“Il virus, che ancora oggi sta contagiando il mondo, ci ha fatto scoprire chi siamo davvero donne e uomini fragili, poco preparati ad affrontare le avversità, a rispondere adeguatamente e in tempi brevi alle catastrofi, anche se molto avanzati nella conoscenza scientifica. Più volte in questi mesi siamo stati tutti richiamati al senso di responsabilità che dovrebbe essere patrimonio di ogni persona”. Lo ha ricordato, ieri sera, mons. Michele Seccia, arcivescovo di Lecce, nel messaggio alla città, in occasione della solennità dei santi patroni Oronzo, Giusto e Fortunato. Il presule rivolge un appello ai giovani: “Ragazzi miei, non vi chiedo di rinunciare al divertimento. Vi invito invece a divertirvi senza rischiare, senza essere un pericolo per voi stessi e per i vostri amici. Siate fecondi collaboratori di un dialogo che va oltre il rispetto delle norme e oltre ogni sterile moralismo. Io stesso sono il primo ad accettare le critiche ma vorrei anche essere il primo a ricordarvi da padre che nessuno di noi oggi è fuori pericolo. Le immagini delle bare sui carri militari, le storie dei medici, degli operatori sanitari e dei sacerdoti che ci hanno lasciato nei mesi scorsi, solo perché ‘colpevoli’ di aver fatto il proprio dovere, appartengono ad una triste parentesi della nostra vita a cui manca la parola fine. Perché dobbiamo continuare a scrivere racconti di dolore, di paura, di morte?”.
Un richiamo anche ad adulti, laici e consacrati, a “recuperare credibilità e verità”. “Siamo davvero pronti ad educare i nostri ragazzi ai valori della libertà e della corresponsabilità?”, si chiede l’arcivescovo, che non nasconde la sua “preoccupazione”: “Non abbiamo molti alleati: le famiglie spesso in crisi o disgregate – anche a causa di condizioni sociali disastrose – non hanno né il tempo, né la forza di educare ai valori. Per non parlare della politica che diventa ogni giorno di più un vuoto contenitore di slogan. Mi sembra, a volte, che siano in aumento sempre di più i seminatori della divisione e che, invece, diminuiscano i ‘contadini’ bravi a rassodare il terreno delle coscienze. E anche le nostre comunità cristiane hanno perduto l’appeal necessario per attirare i giovani alla vita buona del Vangelo. Di questo come Chiesa di Lecce, preti e laici, dovremmo assumerci tutte le responsabilità del caso e provare ad invertire la rotta”.

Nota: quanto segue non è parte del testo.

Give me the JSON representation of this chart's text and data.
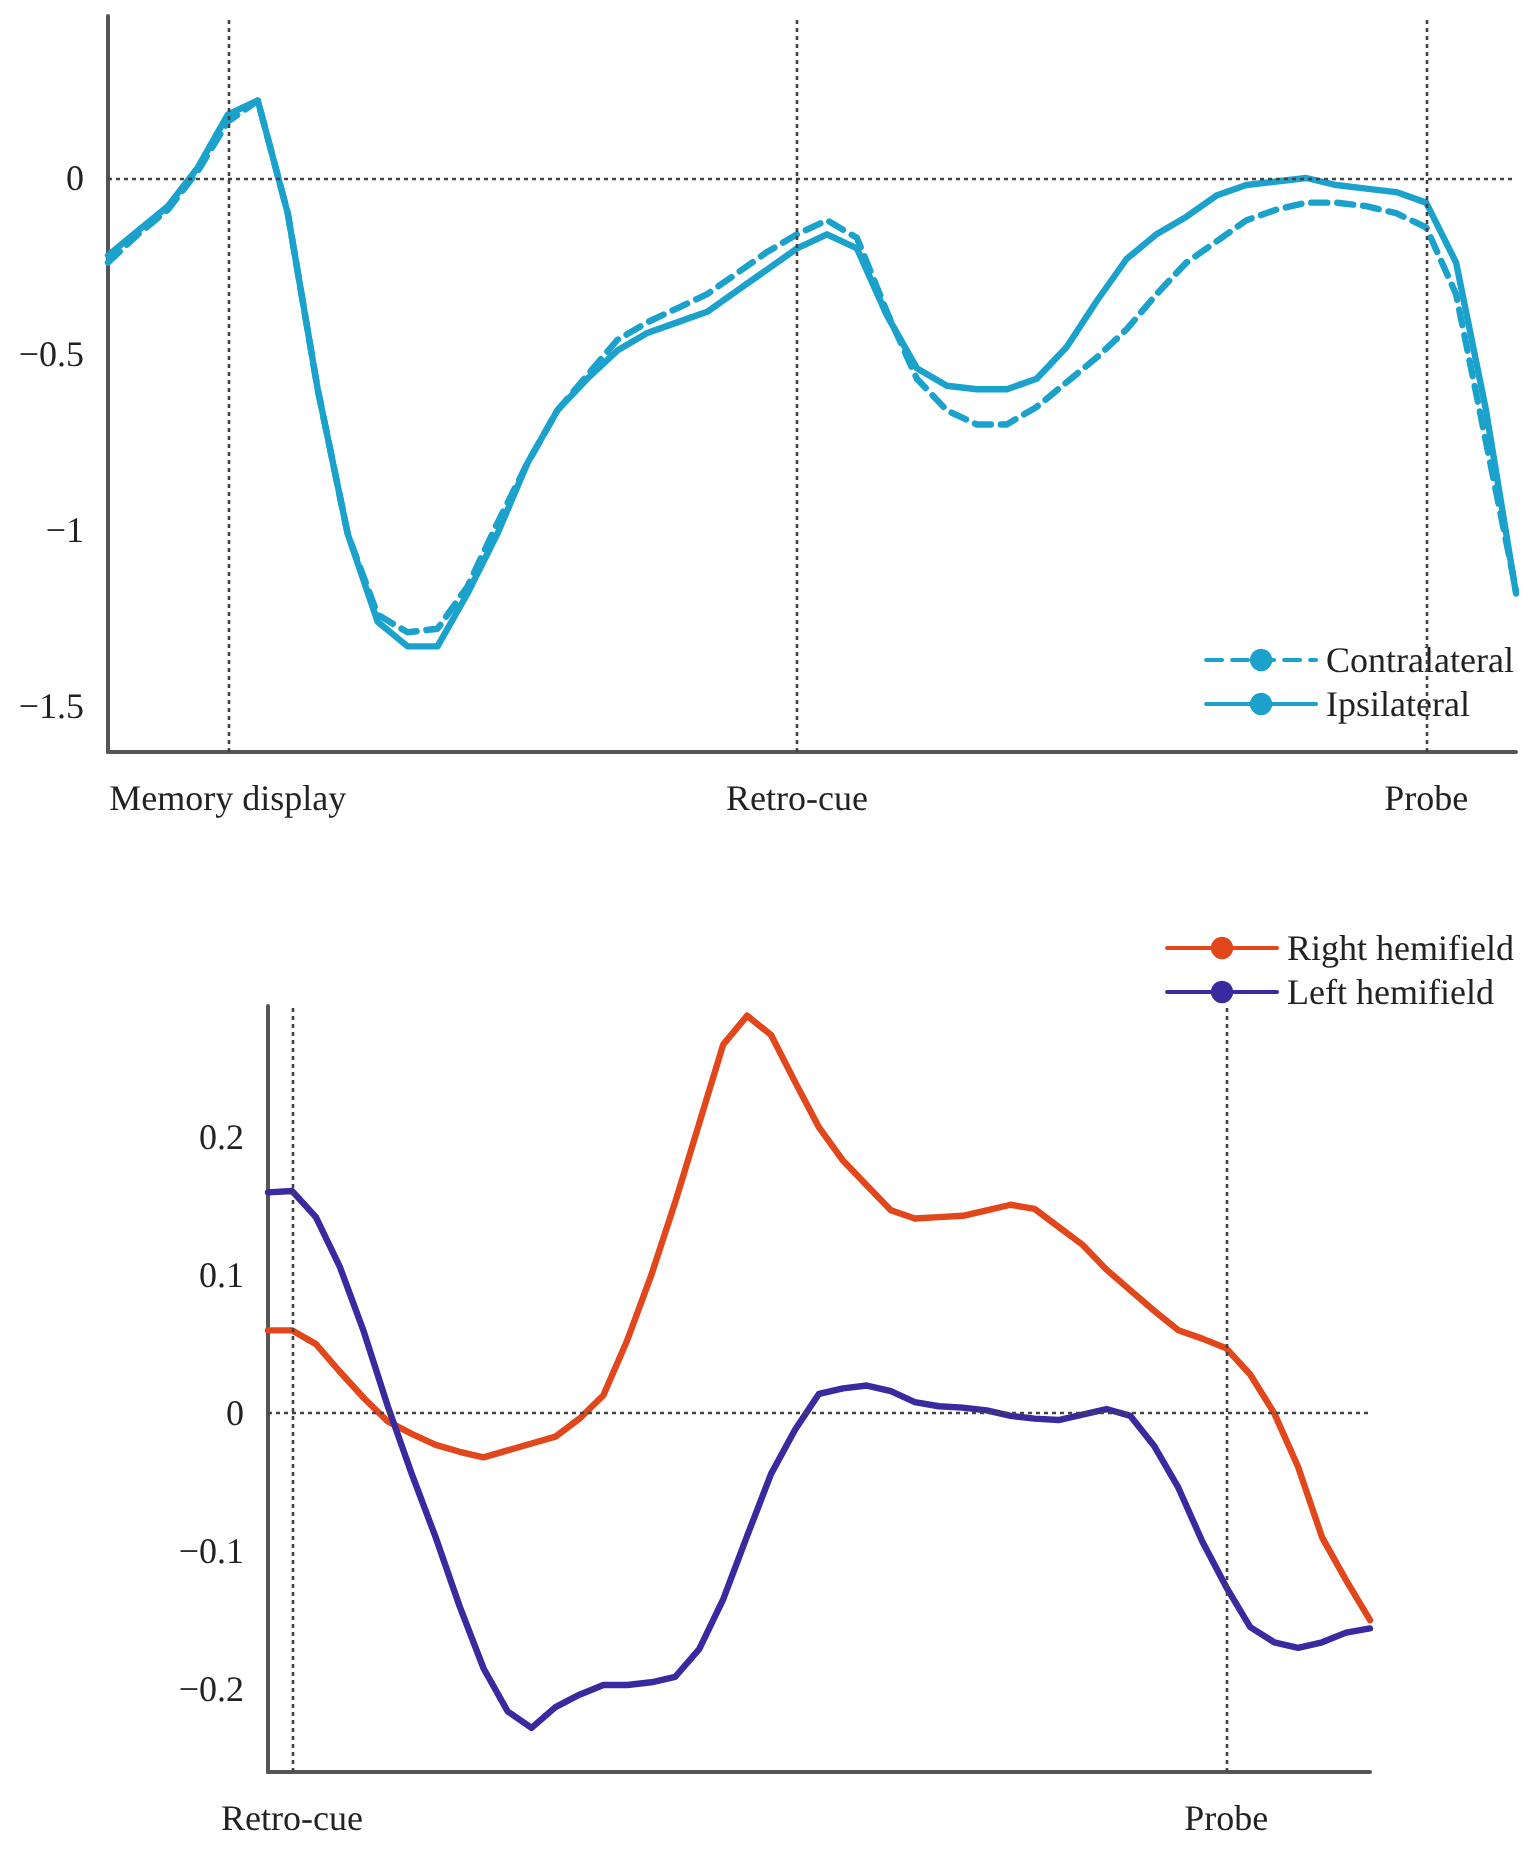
{
  "chart_data": [
    {
      "type": "line",
      "ylim": [
        -1.63,
        0.46
      ],
      "yticks": [
        {
          "value": -1.5,
          "label": "−1.5"
        },
        {
          "value": -1,
          "label": "−1"
        },
        {
          "value": -0.5,
          "label": "−0.5"
        },
        0
      ],
      "grid": false,
      "marker": "none",
      "legend": "bottom right",
      "categories": [
        null,
        null,
        null,
        null,
        "Memory display",
        null,
        null,
        null,
        null,
        null,
        null,
        null,
        null,
        null,
        null,
        null,
        null,
        null,
        null,
        null,
        null,
        null,
        null,
        "Retro-cue",
        null,
        null,
        null,
        null,
        null,
        null,
        null,
        null,
        null,
        null,
        null,
        null,
        null,
        null,
        null,
        null,
        null,
        null,
        null,
        null,
        "Probe",
        null,
        null,
        null
      ],
      "ref_lines": [
        {
          "axis": "x",
          "value": "Memory display"
        },
        {
          "axis": "x",
          "value": "Retro-cue"
        },
        {
          "axis": "x",
          "value": "Probe"
        },
        {
          "axis": "y",
          "value": 0
        }
      ],
      "series": [
        {
          "name": "Contralateral",
          "color": "#1aa2cd",
          "line_style": "dashed",
          "values": [
            -0.24,
            -0.16,
            -0.09,
            0.02,
            0.16,
            0.22,
            -0.1,
            -0.6,
            -1.01,
            -1.24,
            -1.29,
            -1.28,
            -1.16,
            -0.98,
            -0.81,
            -0.66,
            -0.56,
            -0.46,
            -0.41,
            -0.37,
            -0.33,
            -0.27,
            -0.21,
            -0.16,
            -0.12,
            -0.17,
            -0.38,
            -0.57,
            -0.66,
            -0.7,
            -0.7,
            -0.65,
            -0.58,
            -0.51,
            -0.43,
            -0.33,
            -0.24,
            -0.18,
            -0.12,
            -0.09,
            -0.07,
            -0.07,
            -0.08,
            -0.1,
            -0.14,
            -0.33,
            -0.75,
            -1.17
          ]
        },
        {
          "name": "Ipsilateral",
          "color": "#1aa2cd",
          "line_style": "solid",
          "values": [
            -0.22,
            -0.15,
            -0.08,
            0.03,
            0.18,
            0.22,
            -0.1,
            -0.6,
            -1.01,
            -1.26,
            -1.33,
            -1.33,
            -1.18,
            -1.01,
            -0.81,
            -0.66,
            -0.57,
            -0.49,
            -0.44,
            -0.41,
            -0.38,
            -0.32,
            -0.26,
            -0.2,
            -0.16,
            -0.2,
            -0.39,
            -0.54,
            -0.59,
            -0.6,
            -0.6,
            -0.57,
            -0.48,
            -0.35,
            -0.23,
            -0.16,
            -0.11,
            -0.05,
            -0.02,
            -0.01,
            0,
            -0.02,
            -0.03,
            -0.04,
            -0.07,
            -0.24,
            -0.66,
            -1.18
          ]
        }
      ]
    },
    {
      "type": "line",
      "ylim": [
        -0.26,
        0.295
      ],
      "yticks": [
        {
          "value": -0.2,
          "label": "−0.2"
        },
        {
          "value": -0.1,
          "label": "−0.1"
        },
        0,
        0.1,
        0.2
      ],
      "grid": false,
      "marker": "none",
      "legend": "top right",
      "categories": [
        null,
        "Retro-cue",
        null,
        null,
        null,
        null,
        null,
        null,
        null,
        null,
        null,
        null,
        null,
        null,
        null,
        null,
        null,
        null,
        null,
        null,
        null,
        null,
        null,
        null,
        null,
        null,
        null,
        null,
        null,
        null,
        null,
        null,
        null,
        null,
        null,
        null,
        null,
        null,
        null,
        null,
        "Probe",
        null,
        null,
        null,
        null,
        null,
        null
      ],
      "ref_lines": [
        {
          "axis": "x",
          "value": "Retro-cue"
        },
        {
          "axis": "x",
          "value": "Probe"
        },
        {
          "axis": "y",
          "value": 0
        }
      ],
      "series": [
        {
          "name": "Right hemifield",
          "color": "#e2461b",
          "line_style": "solid",
          "values": [
            0.06,
            0.06,
            0.05,
            0.03,
            0.011,
            -0.006,
            -0.015,
            -0.023,
            -0.028,
            -0.032,
            -0.027,
            -0.022,
            -0.017,
            -0.004,
            0.013,
            0.053,
            0.1,
            0.153,
            0.21,
            0.267,
            0.288,
            0.274,
            0.24,
            0.207,
            0.183,
            0.165,
            0.147,
            0.141,
            0.142,
            0.143,
            0.147,
            0.151,
            0.148,
            0.135,
            0.122,
            0.104,
            0.089,
            0.074,
            0.06,
            0.054,
            0.047,
            0.028,
            0,
            -0.039,
            -0.09,
            -0.121,
            -0.15
          ]
        },
        {
          "name": "Left hemifield",
          "color": "#3a2aa0",
          "line_style": "solid",
          "values": [
            0.16,
            0.161,
            0.142,
            0.106,
            0.059,
            0.005,
            -0.044,
            -0.09,
            -0.14,
            -0.185,
            -0.216,
            -0.228,
            -0.213,
            -0.204,
            -0.197,
            -0.197,
            -0.195,
            -0.191,
            -0.171,
            -0.135,
            -0.089,
            -0.044,
            -0.012,
            0.014,
            0.018,
            0.02,
            0.016,
            0.008,
            0.005,
            0.004,
            0.002,
            -0.002,
            -0.004,
            -0.005,
            -0.001,
            0.003,
            -0.002,
            -0.024,
            -0.054,
            -0.093,
            -0.126,
            -0.155,
            -0.166,
            -0.17,
            -0.166,
            -0.159,
            -0.156
          ]
        }
      ]
    }
  ]
}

Mons. Seccia riflette: “Se la pandemia non è servita a farci cambiare prospettiva, insegnandoci l’essenzialità della vita, sarà stata un’esperienza inutile, un tempo semplicemente da cancellare. Invece no, anche la pandemia potrà diventare provvidenza se saremo capaci, una volta per tutte, di cogliere i segni dei tempi per diventare migliori. Quando sarà passata, oltre a rimanere nella nostra memoria come un brutto ricordo, sarebbe utile che restasse pure come un’esperienza di conversione dell’uomo e del credente che è in noi”.